Was darf der Außendienst noch abgeben?

Dieser Frage geht eine aktuelle Aussendung der Medizin Medien Austria im Zusammenhang mit der aktuellen Novelle des Pharmig-Verhaltenskodex nach. Ein Rechtsgutachten gibt Auskunft, ob und wie visualisierte medizinische Information (EC-Europe-Produkte) durch den Außendienst abgegeben werden darf.
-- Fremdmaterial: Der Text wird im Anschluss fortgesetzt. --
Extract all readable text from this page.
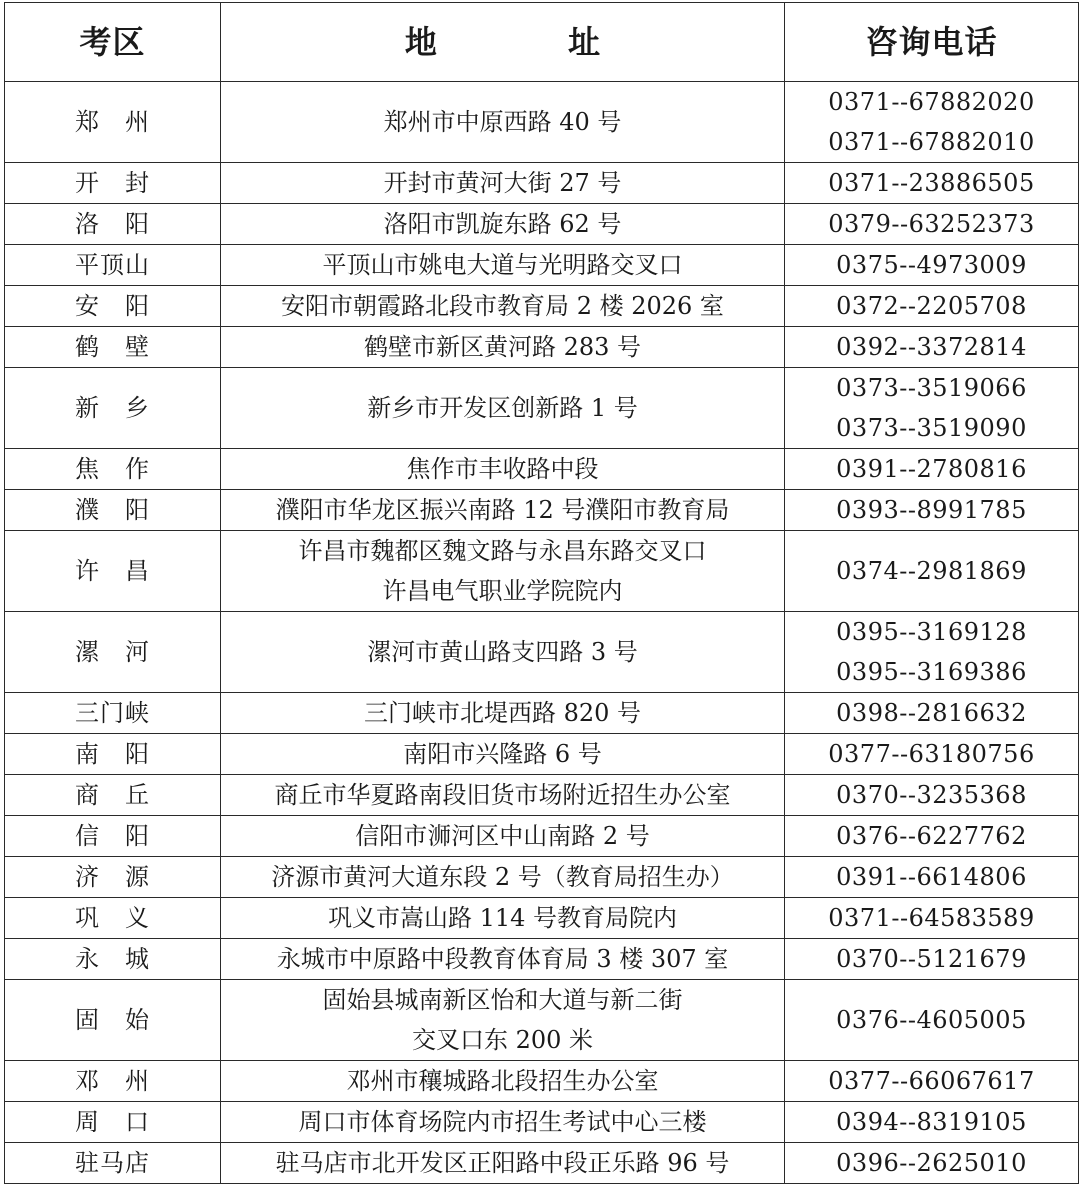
考区	地 址	咨询电话
郑　州	郑州市中原西路 40 号	0371--67882020
0371--67882010

开　封	开封市黄河大街 27 号	0371--23886505

洛　阳	洛阳市凯旋东路 62 号	0379--63252373

平顶山	平顶山市姚电大道与光明路交叉口	0375--4973009

安　阳	安阳市朝霞路北段市教育局 2 楼 2026 室	0372--2205708

鹤　壁	鹤壁市新区黄河路 283 号	0392--3372814

新　乡	新乡市开发区创新路 1 号	0373--3519066
0373--3519090

焦　作	焦作市丰收路中段	0391--2780816

濮　阳	濮阳市华龙区振兴南路 12 号濮阳市教育局	0393--8991785

许　昌	许昌市魏都区魏文路与永昌东路交叉口
许昌电气职业学院院内	0374--2981869

漯　河	漯河市黄山路支四路 3 号	0395--3169128
0395--3169386

三门峡	三门峡市北堤西路 820 号	0398--2816632

南　阳	南阳市兴隆路 6 号	0377--63180756

商　丘	商丘市华夏路南段旧货市场附近招生办公室	0370--3235368

信　阳	信阳市浉河区中山南路 2 号	0376--6227762

济　源	济源市黄河大道东段 2 号（教育局招生办）	0391--6614806

巩　义	巩义市嵩山路 114 号教育局院内	0371--64583589

永　城	永城市中原路中段教育体育局 3 楼 307 室	0370--5121679

固　始	固始县城南新区怡和大道与新二街
交叉口东 200 米	0376--4605005

邓　州	邓州市穰城路北段招生办公室	0377--66067617

周　口	周口市体育场院内市招生考试中心三楼	0394--8319105

驻马店	驻马店市北开发区正阳路中段正乐路 96 号	0396--2625010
Thomas Zembacher,  Medizin Medien Austria
Thomas Zembacher,
Medizin Medien Austria

„Zusammenfassend kann ausgeführt werden, dass gegen die Abgabe von EC-Europe-Materialien durch pharmazeutische Unternehmen auch im Lichte der Neufassung des Pharmig-Verhaltenscodex (VHC) ab 1.7.2014 keine rechtlichen Bedenken bestehen”, das ist die Kernaussage eines Rechtsgutachtens, das Thomas Zembacher, Geschäftsführer der Medizin Medien Austria in Form einer Aussendung an die Pharmaindustrie verschickt hat. Der Aussendung zugrunde liegt eine gewisse Verunsicherung in der Branche, die durch die Novellierung des VHC mit Anfang Juli dieses Jahres entstanden ist. Mit der Novellierung hat die Pharmig seinen Mitgliedsunternehmen unter anderem die Abgabe von sogenannten Werbehilfsmittel (Post it´s, Kugelschreiber, Kalender, etc.) untersagt, gleichzeitig aber festgeschrieben, dass die Abgabe von Informations- und Schulungsmaterials für Ärzte oder Patienten die von geringem Wert sind, nicht als Werbematerialien gelten und daher durchaus zugelassen sind. Das Rechtsgutachten, das von Dr. Marie-Luise Plank (Gillhofer Plank Rechtsanwälte) verfasst wurde, bewertet die entsprechenden EC-Europe Produkte und ordnet sie eindeutig den zugelassenen Informations- und Schulungsmaterialien zu. Dr. Plank dazu: Meines Erachtens können sämtliche EC Europe Produkte der MMA insgesamt auch unter Art 4.1 VHC „zulässige nicht werbliche Informationen“ subsumiert werden.